Je relève aussi dans vos propos la particulière difficulté des opérations d'attribution des cyberattaques : c'est un processus complexe et bien long. J'ai le sentiment qu'une réponse plus vigoureuse reste indispensable en la matière. Nous ne sommes pas épargnés, nous avons tous entendu parler de la dernière en date, qui concernait la plateforme du service « ARIANE » du ministère de l'Europe et des affaires étrangères.

S'agissant de l'articulation nécessaire entre moyens défensifs et offensifs, je note que les premiers existent bien, alors que les seconds me semblent moins performants.

Debut de section - PermalienPhoto de Hugues Saury

Tout en faisant le constat de la grande intelligence de nos systèmes d'attaque et de défense cyber, n'y a-t-il pas un paradoxe à ce qu'ils passent tous par des câbles sous-marins - notamment ceux au large de Djibouti - constituant ainsi autant de points de faiblesses et de dépendances dans le système ?

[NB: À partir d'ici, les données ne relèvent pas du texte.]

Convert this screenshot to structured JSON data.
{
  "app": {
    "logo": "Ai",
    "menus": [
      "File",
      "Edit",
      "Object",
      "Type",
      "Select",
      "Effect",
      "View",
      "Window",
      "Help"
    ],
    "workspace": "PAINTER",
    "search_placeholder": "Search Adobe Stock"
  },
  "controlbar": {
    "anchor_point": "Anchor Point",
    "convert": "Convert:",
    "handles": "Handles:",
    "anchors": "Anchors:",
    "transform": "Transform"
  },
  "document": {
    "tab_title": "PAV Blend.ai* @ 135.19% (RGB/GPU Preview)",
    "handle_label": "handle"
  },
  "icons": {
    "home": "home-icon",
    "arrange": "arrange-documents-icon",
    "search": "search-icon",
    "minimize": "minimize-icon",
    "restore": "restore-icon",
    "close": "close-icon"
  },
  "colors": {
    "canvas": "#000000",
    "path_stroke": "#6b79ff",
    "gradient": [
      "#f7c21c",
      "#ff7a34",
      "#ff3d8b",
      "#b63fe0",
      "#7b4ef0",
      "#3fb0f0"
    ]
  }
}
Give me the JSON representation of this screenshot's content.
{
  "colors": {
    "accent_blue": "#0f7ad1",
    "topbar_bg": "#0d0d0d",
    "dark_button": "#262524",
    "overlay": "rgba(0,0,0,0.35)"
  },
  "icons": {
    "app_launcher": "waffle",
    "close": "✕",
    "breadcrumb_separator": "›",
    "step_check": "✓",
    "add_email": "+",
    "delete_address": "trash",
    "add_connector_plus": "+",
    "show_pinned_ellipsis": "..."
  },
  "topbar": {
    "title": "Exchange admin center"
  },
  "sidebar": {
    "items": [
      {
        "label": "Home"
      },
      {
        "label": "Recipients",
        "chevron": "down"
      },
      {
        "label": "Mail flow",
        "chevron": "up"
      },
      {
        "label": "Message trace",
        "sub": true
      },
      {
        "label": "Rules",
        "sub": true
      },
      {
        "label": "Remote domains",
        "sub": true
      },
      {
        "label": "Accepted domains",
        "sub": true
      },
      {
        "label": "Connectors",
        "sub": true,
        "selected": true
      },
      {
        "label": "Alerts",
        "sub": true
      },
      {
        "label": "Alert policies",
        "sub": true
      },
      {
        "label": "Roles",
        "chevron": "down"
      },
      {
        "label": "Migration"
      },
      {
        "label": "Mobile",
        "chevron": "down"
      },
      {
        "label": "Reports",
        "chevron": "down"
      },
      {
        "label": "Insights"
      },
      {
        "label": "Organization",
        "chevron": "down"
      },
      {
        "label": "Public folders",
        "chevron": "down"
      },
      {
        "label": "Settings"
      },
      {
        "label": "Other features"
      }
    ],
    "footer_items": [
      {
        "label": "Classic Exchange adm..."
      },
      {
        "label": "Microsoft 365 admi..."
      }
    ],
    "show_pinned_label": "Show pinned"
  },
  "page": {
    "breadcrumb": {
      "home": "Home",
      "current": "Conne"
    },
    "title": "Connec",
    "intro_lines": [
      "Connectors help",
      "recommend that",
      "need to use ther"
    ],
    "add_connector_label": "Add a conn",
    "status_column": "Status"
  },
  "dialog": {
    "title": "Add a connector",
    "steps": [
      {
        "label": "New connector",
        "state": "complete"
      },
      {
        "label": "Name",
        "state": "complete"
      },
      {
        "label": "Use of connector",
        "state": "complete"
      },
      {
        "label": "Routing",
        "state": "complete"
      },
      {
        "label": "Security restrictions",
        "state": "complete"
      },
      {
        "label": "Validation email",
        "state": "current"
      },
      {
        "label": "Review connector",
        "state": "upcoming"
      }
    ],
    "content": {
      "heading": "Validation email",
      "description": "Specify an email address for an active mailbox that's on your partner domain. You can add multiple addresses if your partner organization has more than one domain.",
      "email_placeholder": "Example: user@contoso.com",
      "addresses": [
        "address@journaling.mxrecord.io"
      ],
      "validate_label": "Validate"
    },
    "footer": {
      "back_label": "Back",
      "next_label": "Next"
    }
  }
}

Debut de section - Permalien
Claire Landais, Secrétaire générale de la défense et de la sécurité nationale

Concernant la concurrence dans le recrutement des talents, le principal obstacle reste, du point de vue de l'État, un problème de salaire. Nous souffrons souvent de la comparaison avec le privé pour conserver nos ingénieurs et les profils industriels qui nous intéressent. Une réflexion est cependant en cours, vous le savez, sur l'évolution du droit de la fonction publique, qui devrait nous donner ces capacités de souplesse nécessaires aux recrutements dans un secteur particulièrement tendu. La DINSIC a récemment diffusé une circulaire qui rappelle la panoplie des outils de recrutement déjà utilisables. Ne négligeons pas non plus l'attrait du drapeau et la renommée de l'ANSSI, dont la réputation d'excellence permet de recruter les meilleurs éléments. Le passage par l'agence reste pour beaucoup une garantie ultérieure de reconversion ou de passerelle réussie dans le privé.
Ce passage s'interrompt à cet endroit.